Pasé la mañana entera dando vueltas por la casa, adecentando y poniendo orden, ventilando y limpiando objetos y rincones que no recordaba ni que existían. Bajé corriendo a una floristería del mercado y cuando regresé cargado de ramos me di cuenta de que no sabía dónde había escondido los jarrones en que ponerlos. Me vestí como si fuera a salir a buscar trabajo. Ensayé palabras y saludos que me sonaban ridículos. Me miré en el espejo y comprobé que Vidal tenía razón, tenía aspecto de vampiro. Por fin me senté en una butaca de la galería a esperar con un libro en las manos. En dos horas no pasé de la primera página. Finalmente, a las cuatro en punto de la tarde, oí los pasos de Cristina en la escalera y me levanté de un salto. Cuando llamó a la puerta, yo ya llevaba allí una eternidad.
—Hola, David. ¿Es un mal momento?
—No, no. Al contrario. Pasa, por favor.
Cristina sonrió cortés y se adentró en el pasillo. La guié hasta la sala de lectura de la galería y le ofrecí asiento. Su mirada lo examinaba todo con detenimiento.
—Es un sitio muy especial —dijo—. Pedro ya me había dicho que tenías una casa señorial.
—Él prefiere el término «tétrica», pero supongo que todo es cuestión de grado.
—¿Puedo preguntarte por qué viniste a vivir aquí? Es una casa un tanto grande para alguien que vive solo.
Alguien que vive solo, pensé. Uno acaba convirtiéndose en aquello que ve en los ojos de quienes desea.
—¿La verdad? —pregunté—. La verdad es que me vine a vivir aquí porque durante muchos años veía esta casa casi todos los días al ir y venir del periódico. Siempre estaba cerrada y al final empecé a pensar que me estaba esperando a mí. Acabé soñando, literalmente, que algún día viviría en ella. Y así ha sido.

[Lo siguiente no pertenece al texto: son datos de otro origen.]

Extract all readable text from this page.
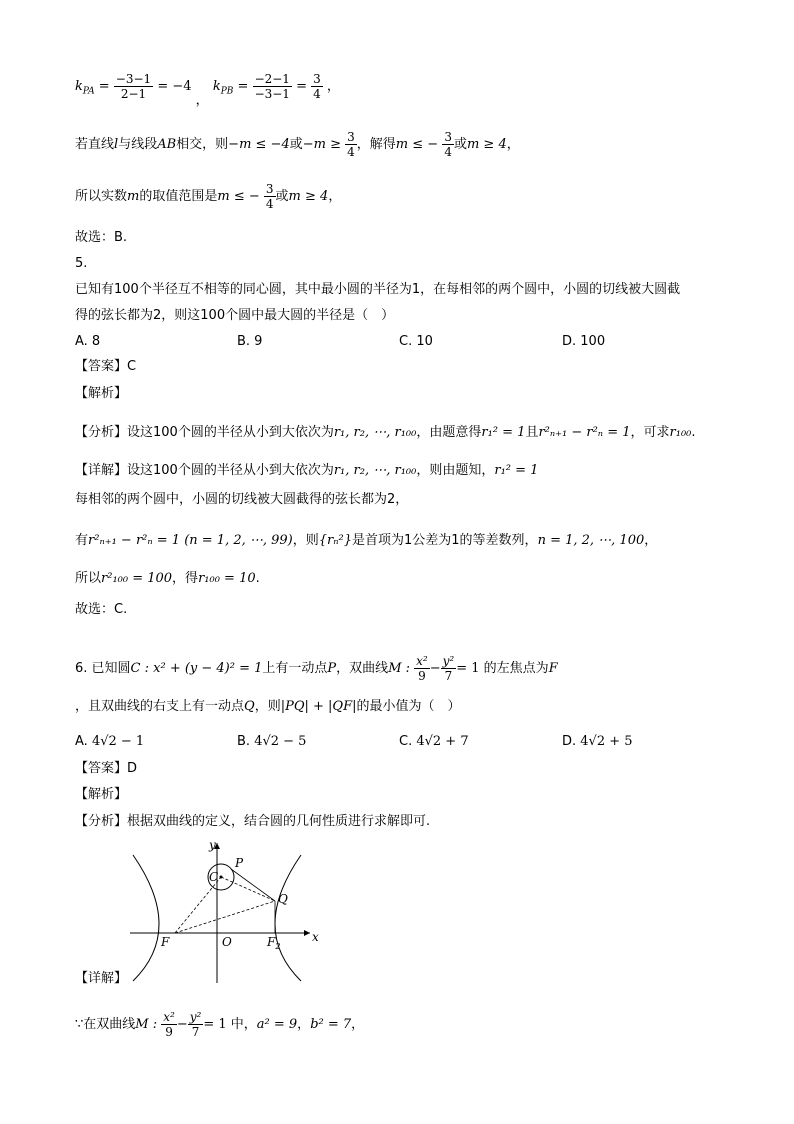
$k_{PA} = \frac{-3-1}{2-1} = -4$ ， $k_{PB} = \frac{-2-1}{-3-1} = \frac{3}{4}$ ，
若直线l与线段AB相交，则−m ≤ −4或$-m \ge \frac{3}{4}$ ，解得m ≤ − $\frac{3}{4}$ 或m ≥ 4，
所以实数m的取值范围是m ≤ − $\frac{3}{4}$ 或m ≥ 4，
故选：B.
5.
已知有100个半径互不相等的同心圆，其中最小圆的半径为1，在每相邻的两个圆中，小圆的切线被大圆截
得的弦长都为2，则这100个圆中最大圆的半径是（　）
A. 8	B. 9	C. 10	D. 100
【答案】C
【解析】
【分析】设这100个圆的半径从小到大依次为r₁, r₂, ⋯, r₁₀₀，由题意得r₁² = 1且r²ₙ₊₁ − r²ₙ = 1，可求r₁₀₀.
【详解】设这100个圆的半径从小到大依次为r₁, r₂, ⋯, r₁₀₀，则由题知，r₁² = 1
每相邻的两个圆中，小圆的切线被大圆截得的弦长都为2，
有r²ₙ₊₁ − r²ₙ = 1 (n = 1, 2, ⋯, 99)，则{rₙ²}是首项为1公差为1的等差数列，n = 1, 2, ⋯, 100，
所以r²₁₀₀ = 100，得r₁₀₀ = 10.
故选：C.
6. 已知圆C : x² + (y − 4)² = 1上有一动点P，双曲线M : $\frac{\text{x²}}{9} - \frac{\text{y²}}{7} = 1$ 的左焦点为F
，且双曲线的右支上有一动点Q，则|PQ| + |QF|的最小值为（　）
A. 4√2 − 1	B. 4√2 − 5	C. 4√2 + 7	D. 4√2 + 5
【答案】D
【解析】
【分析】根据双曲线的定义，结合圆的几何性质进行求解即可.
y
x
C
P
Q
F	O	$F_2$
【详解】
∵在双曲线M : $\frac{\text{x²}}{9} - \frac{\text{y²}}{7} = 1$ 中，a² = 9，b² = 7，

—¿Se hacen realidad todos tus sueños, David?
Aquel tono de ironía me recordaba demasiado a Vidal.
—No —respondí—. Éste es el único. Pero tú querías hablarme de algo y te estoy entreteniendo con historias que seguramente no te interesan.
Mi voz sonó más defensiva de lo que hubiese deseado. Con el anhelo me había pasado como con las flores; una vez lo tenía en las manos no sabía dónde ponerlo.
—Quería hablarte de Pedro —empezó Cristina.
—Ah.
—Tú eres su mejor amigo. Le conoces. Él habla de ti como de un hijo. Te quiere como a nadie. Ya lo sabes.
—Don Pedro me ha tratado como a un hijo —dije—. De no haber sido por él y por el señor Sempere no sé qué habría sido de mí.
—La razón por la que quería hablar contigo es porque estoy muy preocupada por él.
—¿Preocupada por qué?
—Ya sabes que hace años empecé a trabajar para él como secretaria. La verdad es que Pedro es un hombre generoso y hemos acabado por ser buenos amigos. Se ha portado muy bien con mi padre y conmigo. Por eso me duele verle así.
—¿Así cómo?
—Es ese maldito libro, la novela que quiere escribir.
—Lleva años con ella.
—Lleva años destruyéndola. Yo corrijo y mecanografío todas sus páginas. En los años que llevo como secretaria suya ha destruido no menos de dos mil páginas. Dice que no tiene talento. Que es un farsante. Bebe constantemente. A veces le encuentro en su despacho, arriba, bebido, llorando como un niño…
Tragué saliva.
—… dice que te envidia, que quisiera ser como tú, que la gente miente y le elogia porque quieren algo de él, dinero, ayuda, pero que él sabe que su obra no tiene ningún valor. Con los demás mantiene la fachada, los trajes y todo eso, pero yo le veo todos los días y se está apagando. A veces me da miedo que cometa una tontería. Hace tiempo ya. No he dicho nada porque no sabía con quién hablar. Sé que si él se enterara de que he venido a verte montaría en cólera. Siempre me dice: a David no le molestes con mis cosas. Él tiene su vida por delante y yo ya no soy nada. Siempre está diciendo cosas así. Perdona que te cuente todo esto, pero no sabía a quién acudir…
Nos sumimos en un largo silencio. Sentí que me invadía un frío intenso, la certeza de que mientras el hombre al que debía la vida se había hundido en la desesperanza, yo, encerrado en mi propio mundo, no me había detenido ni un segundo para darme cuenta.
—Tal vez no debería haber venido.
—No —dije—. Has hecho bien.
Cristina me miró con una sonrisa tibia y, por primera vez, tuve la impresión de que no era un extraño para ella.
—¿Qué vamos a hacer? —preguntó.
—Vamos a ayudarle —dije.
—¿Y si no se deja?
—Entonces lo haremos sin que se dé cuenta.